Whether job applicants can bring disparate impact claims remains unsettled after the U.S. Supreme Court declined to hear the Kleber v. CareFusion case. The court let stand the U.S. Court of Appeals for the Seventh Circuit ruling that a plaintiff can't bring disparate impact liability claims as a job applicant. In 2016, the Eleventh Circuit made a similar finding in Villarreal v. R.J. Reynolds Tobacco and found the Age Discrimination in Employment Act (ADEA) protects workers, not job applicants, against age discrimination.
However, Littler Mendelson robotics, AI and automation practice group co-chair Natalie Pierce noted the U.S. District Court for the Northern District of California ruled in Rabin v. PricewaterhouseCoopers that disparate impact claims apply to applicants and employees because Section 623(a)(2) of ADEA uses the phrase "any individual" rather than "employee" in identifying those protected by the statute.
Notwithstanding disagreement in the federal courts, Pierce said companies need to stay aware of the results of software-backed decision-making.
"I would say even if we have some circuit courts that have held that there is no disparate impact that can be brought by applicants, we should still be making sure that the decisions we are making, and the parameters we are making around potential applicants, are based on legitimate business needs," she said.
Also bias and discrimination cases aren't limited to federal courts, Pierce noted, and state courts could become go-to jurisdictions for discrimination claims.
"What we might see, because of what we've seen in the Eleventh and Seventh Circuit, is more of these claims filed in state courts," she said. "State courts tend to be more plaintiff-friendly, and not only do we have potentially more employee-friendly courts, there is potentially damages that could exceed the damages under the ADEA if it's brought before a state court jury."
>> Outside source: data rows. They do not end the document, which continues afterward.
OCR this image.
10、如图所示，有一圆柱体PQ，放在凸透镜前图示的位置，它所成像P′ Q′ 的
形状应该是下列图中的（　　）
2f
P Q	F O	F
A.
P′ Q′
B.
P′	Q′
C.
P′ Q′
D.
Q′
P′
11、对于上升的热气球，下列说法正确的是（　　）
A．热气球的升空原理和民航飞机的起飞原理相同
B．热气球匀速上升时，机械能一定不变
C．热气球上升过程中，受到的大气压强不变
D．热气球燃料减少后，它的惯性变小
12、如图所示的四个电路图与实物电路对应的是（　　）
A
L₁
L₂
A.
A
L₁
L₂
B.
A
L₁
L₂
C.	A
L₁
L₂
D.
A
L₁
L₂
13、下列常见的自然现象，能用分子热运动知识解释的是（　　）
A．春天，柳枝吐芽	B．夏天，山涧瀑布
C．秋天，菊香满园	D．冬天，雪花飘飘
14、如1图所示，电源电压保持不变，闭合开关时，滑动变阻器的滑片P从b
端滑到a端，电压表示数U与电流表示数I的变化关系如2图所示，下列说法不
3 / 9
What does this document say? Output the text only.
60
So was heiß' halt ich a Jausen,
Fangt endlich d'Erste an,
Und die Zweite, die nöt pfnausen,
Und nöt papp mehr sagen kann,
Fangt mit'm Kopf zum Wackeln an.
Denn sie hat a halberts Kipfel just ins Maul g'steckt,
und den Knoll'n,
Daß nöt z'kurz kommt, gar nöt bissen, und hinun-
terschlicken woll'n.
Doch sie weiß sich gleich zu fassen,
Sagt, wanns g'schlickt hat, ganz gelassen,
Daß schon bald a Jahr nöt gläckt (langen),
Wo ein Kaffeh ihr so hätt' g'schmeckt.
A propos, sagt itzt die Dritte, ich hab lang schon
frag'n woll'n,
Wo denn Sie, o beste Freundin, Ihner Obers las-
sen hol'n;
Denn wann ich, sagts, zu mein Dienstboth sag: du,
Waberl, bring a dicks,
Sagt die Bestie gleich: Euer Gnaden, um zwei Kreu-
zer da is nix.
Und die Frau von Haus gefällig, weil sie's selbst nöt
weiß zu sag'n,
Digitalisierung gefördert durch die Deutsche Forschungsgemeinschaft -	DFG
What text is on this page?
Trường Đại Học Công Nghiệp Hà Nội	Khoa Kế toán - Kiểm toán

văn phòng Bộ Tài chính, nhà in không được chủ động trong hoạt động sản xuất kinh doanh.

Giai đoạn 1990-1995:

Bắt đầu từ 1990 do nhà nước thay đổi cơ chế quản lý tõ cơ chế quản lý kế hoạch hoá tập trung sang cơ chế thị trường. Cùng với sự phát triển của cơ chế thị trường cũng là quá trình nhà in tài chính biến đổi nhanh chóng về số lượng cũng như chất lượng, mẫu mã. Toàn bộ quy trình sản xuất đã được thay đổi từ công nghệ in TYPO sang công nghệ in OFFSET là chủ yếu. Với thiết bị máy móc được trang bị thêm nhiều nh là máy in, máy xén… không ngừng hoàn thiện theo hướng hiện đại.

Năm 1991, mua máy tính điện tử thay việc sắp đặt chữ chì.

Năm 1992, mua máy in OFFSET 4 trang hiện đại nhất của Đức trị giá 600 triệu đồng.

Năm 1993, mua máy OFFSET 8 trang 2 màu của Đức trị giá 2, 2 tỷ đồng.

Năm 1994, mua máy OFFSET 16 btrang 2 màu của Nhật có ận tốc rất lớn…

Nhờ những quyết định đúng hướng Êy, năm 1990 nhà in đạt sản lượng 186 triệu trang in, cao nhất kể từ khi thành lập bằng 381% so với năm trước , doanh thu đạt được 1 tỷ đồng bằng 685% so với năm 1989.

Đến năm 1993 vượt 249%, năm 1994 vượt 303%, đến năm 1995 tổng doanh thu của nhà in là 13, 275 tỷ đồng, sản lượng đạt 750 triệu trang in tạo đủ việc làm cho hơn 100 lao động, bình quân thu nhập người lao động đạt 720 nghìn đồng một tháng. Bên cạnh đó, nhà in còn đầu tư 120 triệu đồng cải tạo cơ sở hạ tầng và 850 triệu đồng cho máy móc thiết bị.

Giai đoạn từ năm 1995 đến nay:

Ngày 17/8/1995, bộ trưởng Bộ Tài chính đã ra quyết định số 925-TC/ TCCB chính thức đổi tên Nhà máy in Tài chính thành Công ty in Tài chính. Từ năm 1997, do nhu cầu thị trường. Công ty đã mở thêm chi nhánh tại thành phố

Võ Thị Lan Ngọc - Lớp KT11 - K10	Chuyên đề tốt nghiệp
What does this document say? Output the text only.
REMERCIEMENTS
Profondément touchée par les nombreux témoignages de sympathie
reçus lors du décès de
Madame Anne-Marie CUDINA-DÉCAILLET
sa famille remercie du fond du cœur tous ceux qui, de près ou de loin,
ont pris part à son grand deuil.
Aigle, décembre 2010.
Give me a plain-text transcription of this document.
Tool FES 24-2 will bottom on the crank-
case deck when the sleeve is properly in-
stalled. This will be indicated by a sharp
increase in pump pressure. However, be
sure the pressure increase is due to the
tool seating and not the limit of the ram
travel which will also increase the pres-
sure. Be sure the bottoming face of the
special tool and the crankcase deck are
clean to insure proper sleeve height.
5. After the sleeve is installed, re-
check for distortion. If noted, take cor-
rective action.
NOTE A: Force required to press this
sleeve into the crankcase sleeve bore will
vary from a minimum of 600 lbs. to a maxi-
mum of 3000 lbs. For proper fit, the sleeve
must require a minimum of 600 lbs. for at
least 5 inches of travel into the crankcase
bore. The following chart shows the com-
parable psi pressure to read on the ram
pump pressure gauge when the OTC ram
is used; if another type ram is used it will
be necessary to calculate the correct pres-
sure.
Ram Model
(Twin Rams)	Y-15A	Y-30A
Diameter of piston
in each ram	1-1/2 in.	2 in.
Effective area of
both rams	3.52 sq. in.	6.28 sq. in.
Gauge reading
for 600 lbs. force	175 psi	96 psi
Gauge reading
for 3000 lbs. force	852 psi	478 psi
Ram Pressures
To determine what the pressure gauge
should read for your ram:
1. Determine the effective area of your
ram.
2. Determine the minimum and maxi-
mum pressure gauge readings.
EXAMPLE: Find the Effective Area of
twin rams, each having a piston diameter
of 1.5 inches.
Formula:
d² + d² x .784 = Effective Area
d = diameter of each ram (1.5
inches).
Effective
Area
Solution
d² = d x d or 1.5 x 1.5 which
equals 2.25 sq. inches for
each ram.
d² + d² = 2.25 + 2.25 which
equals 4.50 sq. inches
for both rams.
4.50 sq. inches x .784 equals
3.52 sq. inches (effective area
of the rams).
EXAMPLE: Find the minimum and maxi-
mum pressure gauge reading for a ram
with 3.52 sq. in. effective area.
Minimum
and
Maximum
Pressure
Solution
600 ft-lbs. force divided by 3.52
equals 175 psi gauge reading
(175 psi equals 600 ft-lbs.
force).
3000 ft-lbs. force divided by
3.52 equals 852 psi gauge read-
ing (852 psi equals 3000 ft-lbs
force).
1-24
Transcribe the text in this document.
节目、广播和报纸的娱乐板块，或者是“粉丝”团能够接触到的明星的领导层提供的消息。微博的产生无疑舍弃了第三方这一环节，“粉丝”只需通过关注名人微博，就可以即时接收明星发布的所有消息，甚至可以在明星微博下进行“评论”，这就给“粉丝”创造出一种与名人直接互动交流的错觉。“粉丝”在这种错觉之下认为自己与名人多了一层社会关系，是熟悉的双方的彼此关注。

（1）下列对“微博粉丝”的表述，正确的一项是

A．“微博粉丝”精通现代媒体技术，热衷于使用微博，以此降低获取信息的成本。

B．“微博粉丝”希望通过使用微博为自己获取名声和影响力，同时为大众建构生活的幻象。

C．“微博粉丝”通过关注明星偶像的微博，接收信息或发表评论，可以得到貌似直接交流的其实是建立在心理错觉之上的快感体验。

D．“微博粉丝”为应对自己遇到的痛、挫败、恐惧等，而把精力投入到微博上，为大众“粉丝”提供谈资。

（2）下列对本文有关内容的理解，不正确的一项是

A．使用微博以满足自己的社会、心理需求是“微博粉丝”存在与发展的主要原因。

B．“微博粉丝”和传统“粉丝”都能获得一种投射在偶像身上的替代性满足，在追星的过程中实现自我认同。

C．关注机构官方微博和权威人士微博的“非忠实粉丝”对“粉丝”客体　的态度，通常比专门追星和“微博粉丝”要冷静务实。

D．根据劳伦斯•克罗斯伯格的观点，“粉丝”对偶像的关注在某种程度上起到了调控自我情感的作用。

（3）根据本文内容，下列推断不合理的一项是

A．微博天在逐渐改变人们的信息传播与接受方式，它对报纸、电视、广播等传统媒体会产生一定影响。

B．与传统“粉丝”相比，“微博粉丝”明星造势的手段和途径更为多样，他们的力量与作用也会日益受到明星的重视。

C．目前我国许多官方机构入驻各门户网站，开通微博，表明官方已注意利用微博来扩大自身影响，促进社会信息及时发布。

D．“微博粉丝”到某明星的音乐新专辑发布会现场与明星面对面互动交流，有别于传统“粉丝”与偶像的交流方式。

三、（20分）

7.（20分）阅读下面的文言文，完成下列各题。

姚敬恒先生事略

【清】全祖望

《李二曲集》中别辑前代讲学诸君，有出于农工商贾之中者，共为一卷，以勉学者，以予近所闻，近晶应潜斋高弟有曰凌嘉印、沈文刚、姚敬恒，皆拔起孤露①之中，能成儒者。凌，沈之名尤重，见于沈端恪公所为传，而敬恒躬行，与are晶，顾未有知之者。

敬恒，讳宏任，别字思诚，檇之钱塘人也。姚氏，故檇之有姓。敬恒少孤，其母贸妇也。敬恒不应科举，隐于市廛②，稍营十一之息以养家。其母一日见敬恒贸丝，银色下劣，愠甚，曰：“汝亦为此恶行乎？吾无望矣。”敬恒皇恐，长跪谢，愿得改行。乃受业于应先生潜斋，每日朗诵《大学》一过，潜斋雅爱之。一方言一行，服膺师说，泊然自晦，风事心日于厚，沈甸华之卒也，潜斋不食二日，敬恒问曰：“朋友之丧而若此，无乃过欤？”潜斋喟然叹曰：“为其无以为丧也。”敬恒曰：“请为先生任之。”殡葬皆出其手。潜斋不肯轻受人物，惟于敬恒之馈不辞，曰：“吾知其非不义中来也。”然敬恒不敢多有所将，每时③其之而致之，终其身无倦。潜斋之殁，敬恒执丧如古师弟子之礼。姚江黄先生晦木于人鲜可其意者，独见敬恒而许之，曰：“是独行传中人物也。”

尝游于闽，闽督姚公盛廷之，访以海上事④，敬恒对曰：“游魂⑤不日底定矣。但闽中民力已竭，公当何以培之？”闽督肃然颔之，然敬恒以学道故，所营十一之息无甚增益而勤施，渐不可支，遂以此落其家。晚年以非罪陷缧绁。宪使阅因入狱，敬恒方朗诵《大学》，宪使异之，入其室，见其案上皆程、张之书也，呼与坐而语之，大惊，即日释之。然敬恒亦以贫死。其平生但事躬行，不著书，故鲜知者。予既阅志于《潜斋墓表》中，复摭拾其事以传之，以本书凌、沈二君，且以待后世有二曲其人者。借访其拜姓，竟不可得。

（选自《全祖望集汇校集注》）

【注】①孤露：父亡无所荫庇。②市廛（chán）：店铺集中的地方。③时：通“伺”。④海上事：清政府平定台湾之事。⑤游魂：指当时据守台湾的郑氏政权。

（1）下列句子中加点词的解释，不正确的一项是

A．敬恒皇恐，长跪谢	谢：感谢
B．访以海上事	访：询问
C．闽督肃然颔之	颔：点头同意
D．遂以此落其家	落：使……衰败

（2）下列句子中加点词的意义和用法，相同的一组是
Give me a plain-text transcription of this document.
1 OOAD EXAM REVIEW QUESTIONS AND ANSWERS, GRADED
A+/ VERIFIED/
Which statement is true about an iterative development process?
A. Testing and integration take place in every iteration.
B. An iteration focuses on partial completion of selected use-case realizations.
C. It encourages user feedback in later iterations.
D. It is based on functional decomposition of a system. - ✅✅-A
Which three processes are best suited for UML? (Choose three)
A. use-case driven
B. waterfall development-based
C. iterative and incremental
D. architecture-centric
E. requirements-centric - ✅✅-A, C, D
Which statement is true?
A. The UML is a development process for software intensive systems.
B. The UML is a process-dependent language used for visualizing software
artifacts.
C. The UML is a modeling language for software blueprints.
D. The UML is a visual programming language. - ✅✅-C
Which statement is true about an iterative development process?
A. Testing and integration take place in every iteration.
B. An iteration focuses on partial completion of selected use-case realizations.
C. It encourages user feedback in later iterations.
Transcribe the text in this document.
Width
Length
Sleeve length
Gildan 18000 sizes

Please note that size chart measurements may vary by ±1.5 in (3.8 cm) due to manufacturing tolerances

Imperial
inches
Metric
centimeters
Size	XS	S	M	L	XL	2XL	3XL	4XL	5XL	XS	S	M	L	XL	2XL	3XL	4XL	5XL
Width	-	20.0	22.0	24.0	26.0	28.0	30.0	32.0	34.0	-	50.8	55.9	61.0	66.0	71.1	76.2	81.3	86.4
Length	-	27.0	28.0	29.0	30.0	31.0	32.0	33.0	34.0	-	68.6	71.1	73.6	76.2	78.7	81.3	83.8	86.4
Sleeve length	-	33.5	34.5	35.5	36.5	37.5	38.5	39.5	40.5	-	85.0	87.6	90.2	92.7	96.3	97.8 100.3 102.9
Tulane University Law School financial risk management and corporate law professor Kristin Johnson noted disparate impact liability empowers not only litigants and courts, but also state regulators to protect citizens. "If we have robust anti-discrimination enforcement and if disparate impact liability is a tool in the toolbox of regulators or state agencies, then the use of a platform that integrates biased data or algorithms is curtailed," she explained.
But Johnson also noted that CareFusion is one recent example that "the theory of disparate impact has been under attack."
"It may be difficult to challenge the use of those platforms at the outset if disparate impact liability is not a pathway that litigants and regulators could use," she warned.
But Pierce argued plaintiffs have state courts and public perception on their side when alleging a discrimination case. She noted Facebook's recent housing ads settlement and a recent Department of Housing and Urban Development discrimination charge as examples of financial and public relations costs most companies, including employers, will seek to avoid.
"I think we are seeing more of a call for greater transparency and greater accountability in terms of what the application of machine learning really means for applicants or employees," Pierce said. "I think we are going to see more calls to really look at what the outputs are and make sure there aren't unintended consequences of machine learning."